Anlayana
Gün ağarmayacak, gerçeklerle yüzleşmeyeceksiniz zannetseniz de, siz de bir gün güneşin tan ağarmasından çıkıp başınızın tepesine yükseldiğini göreceksiniz…
Mutlu olan var mı diye bir önceki yazımızda sormuştuk ve her seferinde hepimizin Sakarya’dan balık tutum metodu farklıdır diye anlatmaya çalışıyoruz. Bizler yazar değiliz, sizlere karalama defterine boş vakitte attığımız çizikleri paylaşıyoruz. O anlık yaşadığımız duygu ve düşünceleri siz okur dostlarla aktarıyoruz, zor bir zanaat aslında karşınızdaki kişinin sizin içinden geçenleri öğrenmesi. Bazen utanıyorsunuz, kimi an mahremiyetinizi açıyor hissediyorsunuz. Bir an okur karşısında kendinizi çıplak hissediyorsunuz, tanışmadığınız kişiler beyninize giriyor ve okuyor ve kutuptan hurma toplama gücümüz yok. İsteriz tabi ki bu ülke sevdasıyla yanıp tutuşan her bireye kutuptan hurma toplamak hat da sizlere yaylalarda adı konmayan çiçekleri sunmak isteriz…
Biz sizlerle yaşıyoruz ve görüyoruz işsizlikle toplumun ne kadar mücadele ettiğini. Namusuyla evine bir ekmek götürme çabasına olan insanları. Sokağa çıktığımızda yüzleri gülmeyen insanlar topluluğunun içinde buluyoruz kendimizi, senin diye soruyorsunuz, benimde yüzüm gülmüyor. Yok, bir birimizden farkımız, hepimiz aynı kâsedeki çorbayla karnımızı doyuruyoruz. Ve bizler hala ekmeği bölüm yemekle, soğana bir yumruk la parçalayıp masamıza konmasıyla haz duyan insanlarız. Güldürmek değildi niyetim, yani biz geleneklere bağlı insanlarız. Bir gün bir dosta soğanı yumruklayıp koyacaksın sofraya dediğimde hala öylemi yapıyorsun demişti, hayır tabi ki bu sadece bizler geleneklerimize bağlıyız demenin bir benzetmeseydi. Defterimize karalarken de bu benzetmeyi kullanıyoruz, anlayana diyoruz, kelimelerle oynamayı seviyorum, bundan rahatsız olanlar olsa da kusura bakmayın bu Erdoğan da böyle biri…

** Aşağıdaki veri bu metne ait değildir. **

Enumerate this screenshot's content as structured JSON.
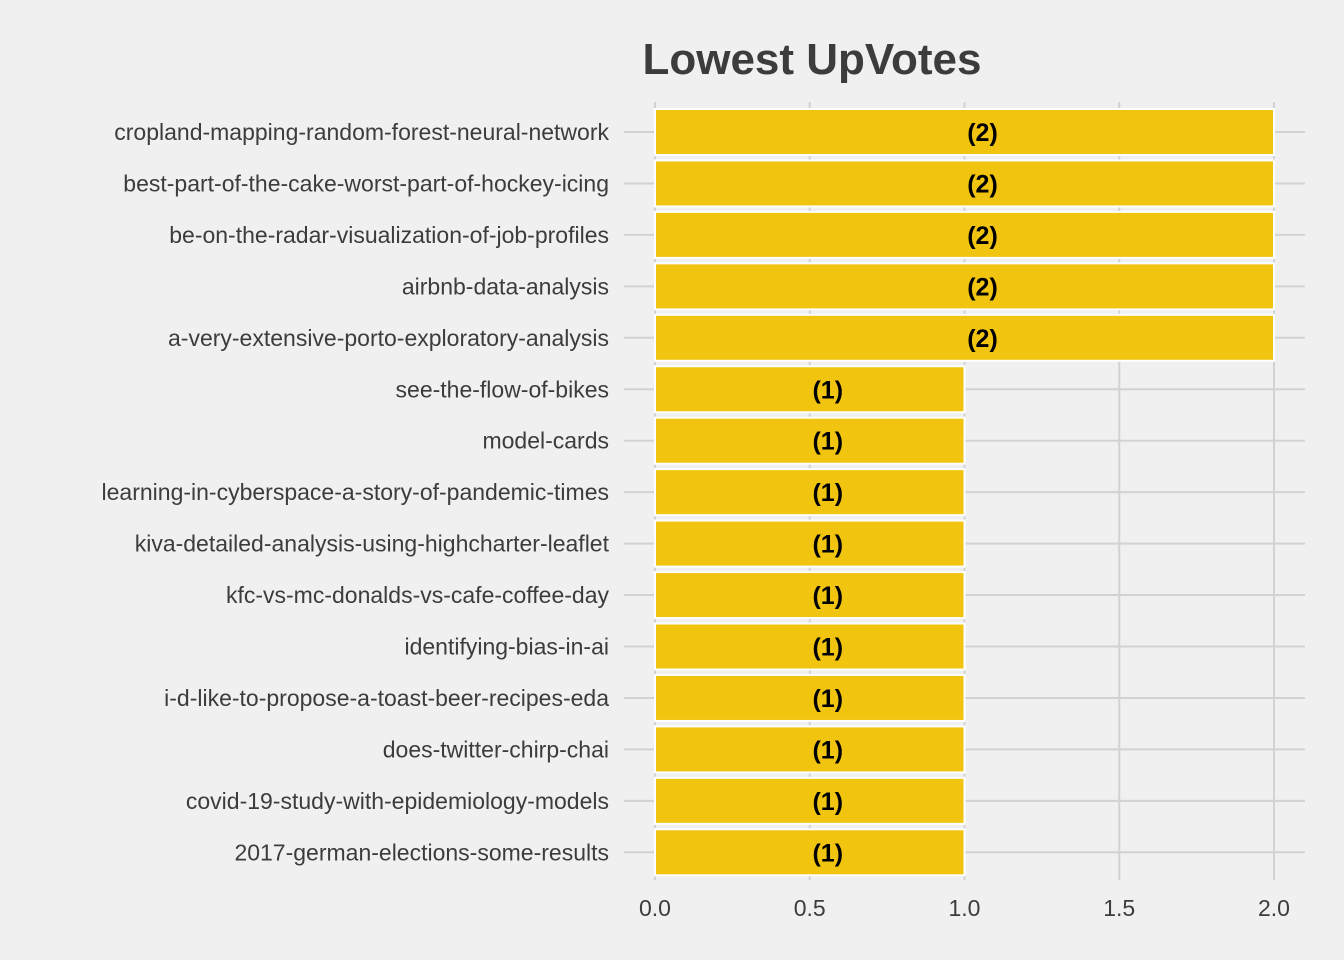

Evet, mutlu olan buldunuz mu derken, toplumun büyük bir krizde olduğunu, yaşam standartların her gün bir kademe yükseleceğine geriye gittiğini, her liranın kişiler için önemli olduğunu, toplumun açlık sınırına geldiğini, yeni bir güne başlarken mutlulukla karşılayacağımız yerde yeni bir cinnet geçiren haberi duyduğumuzu anlatmaya çalışmıştık. Yaşarken bin defa ölmeyi öğretenlere isyanımı dile getirmek istemiştim.
Bizi yönetenler kendi davullarına çalarken, bizleri kendi ayaklarıyla ezdiklerinin farkına varsın artık, açılım dediniz tutmadı, ermeni dediniz, hançeri arkanızdan yediniz, uzaktaki kıta ülkesinden. Balyozla, çekiçle uğraşıyorsunuz. Bizler açlıkla uğraşıyoruz siz bize kek getireceğim diyorsunuz, ekmek bizim derdimiz, ne anlarız biz süslü keklerden, odunla pişen bir köy ekmeği bize yeter. Onun üzerinden tütün sıcaklık, buram buram Anadolu toprağı kokan kokusu, tarhana çorbasına doğradığınızda sizi tok tutuma gücü bize yeter.
Yemende yatan Mehmetlerimizi, Varna kapısında uzanan Mustafalarımızı, hala Selanik’te bizler için dua eden Ayşe teyzemi, İzmir yolarında ayakları değil de kanatları ile uçan Kemalleri seviyorsanız, bırakın bu açılımı, ermeniyi. Vatanınıza, özünüze dönün. Açız diyen tekel işçilerini görmeyim, bırakın uzak kıtadaki dostlarınızı dinlemeyi.
Gayri gülsün artık yüzlerimiz, mutlu bir şekilde adımlamak istiyoruz bu toprakları. Kriz sizleri teğet geçmiş olabilir lakin bizim yüreğimize balyoz gibi indi. Ekonomiyi günlük olaylarla unutturma sevdanızdan vazgeçin artık. Önceliğiniz bizler olsun, akşam evine bir ekmek götürmek isteyenler olsun, aslanın ağzına elini daldıran, oradan bir ekmek bulma ümidiyle kendini riske atan insanlar olsun önceliğiniz.